Geno Auriemma is beginning his 30th season in charge of Connecticut and doesn't plan on retiring anytime soon.

"There comes a point and time when you have to say it's someone else's turn," Auriemma said. "Whether it be at UConn or USA basketball. I try not to think in terms of this is when the time's going to be."

Auriemma said he and UConn athletic director Warde Manuel have discussed having an open-ended contract once his current deal that pays him more than $2 million annually runs out in 2018.

"As long as I have an effect on players and as long as our staff keeps recruiting the type of player I love to coach, who knows," Auriemma added. "Once that pipeline dries up and I coach players I don't really want to coach. That's the first step to retirement."

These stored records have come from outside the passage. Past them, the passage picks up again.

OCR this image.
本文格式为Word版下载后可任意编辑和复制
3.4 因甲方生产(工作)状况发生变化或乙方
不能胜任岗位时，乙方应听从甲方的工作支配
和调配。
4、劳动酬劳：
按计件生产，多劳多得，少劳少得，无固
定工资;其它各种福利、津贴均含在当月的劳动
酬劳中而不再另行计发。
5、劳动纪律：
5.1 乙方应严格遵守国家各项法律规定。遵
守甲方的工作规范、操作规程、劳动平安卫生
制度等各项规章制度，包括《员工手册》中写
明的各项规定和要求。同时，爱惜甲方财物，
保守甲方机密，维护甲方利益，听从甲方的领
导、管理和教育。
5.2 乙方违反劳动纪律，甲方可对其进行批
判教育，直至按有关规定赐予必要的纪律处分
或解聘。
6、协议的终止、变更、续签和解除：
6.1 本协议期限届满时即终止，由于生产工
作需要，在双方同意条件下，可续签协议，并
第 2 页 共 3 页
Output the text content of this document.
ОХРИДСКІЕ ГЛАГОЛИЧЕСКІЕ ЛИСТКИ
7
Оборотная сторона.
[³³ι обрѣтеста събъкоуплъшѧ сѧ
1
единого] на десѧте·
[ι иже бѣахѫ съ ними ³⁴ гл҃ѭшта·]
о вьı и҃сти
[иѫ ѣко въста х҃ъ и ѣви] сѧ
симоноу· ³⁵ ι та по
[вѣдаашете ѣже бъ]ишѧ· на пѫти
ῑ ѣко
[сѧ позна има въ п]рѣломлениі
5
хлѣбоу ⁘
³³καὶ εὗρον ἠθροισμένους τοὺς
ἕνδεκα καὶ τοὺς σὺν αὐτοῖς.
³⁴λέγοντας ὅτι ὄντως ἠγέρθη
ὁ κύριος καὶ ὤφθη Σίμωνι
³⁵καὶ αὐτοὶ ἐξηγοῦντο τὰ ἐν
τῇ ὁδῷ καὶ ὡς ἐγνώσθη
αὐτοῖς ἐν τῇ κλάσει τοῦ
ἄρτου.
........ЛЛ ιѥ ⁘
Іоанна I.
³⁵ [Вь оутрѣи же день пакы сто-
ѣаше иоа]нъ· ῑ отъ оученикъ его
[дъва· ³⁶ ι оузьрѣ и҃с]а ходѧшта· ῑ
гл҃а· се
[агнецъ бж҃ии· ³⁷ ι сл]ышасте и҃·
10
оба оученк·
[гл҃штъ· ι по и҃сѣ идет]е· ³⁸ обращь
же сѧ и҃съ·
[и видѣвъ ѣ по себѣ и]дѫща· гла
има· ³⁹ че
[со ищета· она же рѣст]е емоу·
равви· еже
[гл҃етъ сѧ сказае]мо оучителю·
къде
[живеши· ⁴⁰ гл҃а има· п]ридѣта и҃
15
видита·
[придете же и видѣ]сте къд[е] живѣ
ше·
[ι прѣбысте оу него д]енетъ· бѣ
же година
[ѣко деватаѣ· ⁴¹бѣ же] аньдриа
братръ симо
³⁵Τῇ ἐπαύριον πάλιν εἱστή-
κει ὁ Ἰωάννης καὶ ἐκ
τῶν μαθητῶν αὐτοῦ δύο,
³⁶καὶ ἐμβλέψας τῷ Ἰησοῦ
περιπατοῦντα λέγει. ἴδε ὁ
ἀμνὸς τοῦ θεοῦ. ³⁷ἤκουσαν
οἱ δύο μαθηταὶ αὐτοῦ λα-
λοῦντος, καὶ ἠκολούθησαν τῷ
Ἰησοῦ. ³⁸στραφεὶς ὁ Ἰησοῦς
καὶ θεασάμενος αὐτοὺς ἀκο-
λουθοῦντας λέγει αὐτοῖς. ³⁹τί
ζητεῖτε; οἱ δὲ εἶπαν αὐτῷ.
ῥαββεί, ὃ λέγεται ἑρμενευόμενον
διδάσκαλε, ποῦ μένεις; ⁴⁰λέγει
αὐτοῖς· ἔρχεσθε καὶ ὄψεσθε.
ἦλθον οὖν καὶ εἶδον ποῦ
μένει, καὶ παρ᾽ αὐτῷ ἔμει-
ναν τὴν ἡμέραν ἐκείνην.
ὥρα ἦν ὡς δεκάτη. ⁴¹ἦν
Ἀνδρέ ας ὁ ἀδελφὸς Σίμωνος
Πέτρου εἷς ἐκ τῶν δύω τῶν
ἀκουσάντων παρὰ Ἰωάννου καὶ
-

One thing the 60-year-old coach does know is that he won't make a comeback once he's gone.

"When it ends, I'm done," he said. "There's no coming back, there's no coming out of retirement or any of that stuff. You got to make sure the timing is right. Don't walk away and think I should have stayed a little longer. Don't stay beyond when you're effective. When that time will be, I don't know."

His first 29 years at Connecticut have been simply unmatched by any coach in the sport. He's guided the school to a record nine national championships, all in the past 20 years.

He should pass 900 victories this season. His winning percentage (.869) is only decimal points behind Leon Barmore for the best all-time. It's even greater since the first title with the Huskies winning nearly 93 percent of their games.

He could also catch John Wooden's vaunted total of 10 national championships if the Huskies win a third straight title this April.

To the Hall of Fame coach, though those are just numbers, impressive numbers, but not ones that define him.

"I've never been about that," Auriemma said. "You can't compare what we're doing to what (Wooden) did at UCLA. It's two different eras and two different sports in a sense."

Even with all of Auriemma's success — add in two world championships and an Olympic gold medal with the U.S. national team — he's still pretty much the same person who came to Storrs, Connecticut, in 1985.

"He really hasn't changed much since the first day I met him," said Sue Bird, who starred at UConn in the early 2000s and then played for Auriemma on the U.S. national team for the past six years. "That's the way coach is. He's more concerned about getting you to be your best."

Reigning AP player of the year Breanna Stewart is the latest in a long line of great players to come to UConn and play for Auriemma. She admitted it took her a little while to understand when she was a freshman that he wasn't just picking on her. He was trying to get her to reach her enormous potential.

"It took some time to get used to it," Stewart said. "He was hard on me in practice and then it all finally clicked that he was trying to get the most out of me."

It's the same method he used with Rebecca Lobo, Bird, Diana Taurasi, Tina Charles, Maya Moore and now Stewart.

And will probably be the same he uses up until the day he does decide to retire, whenever that is.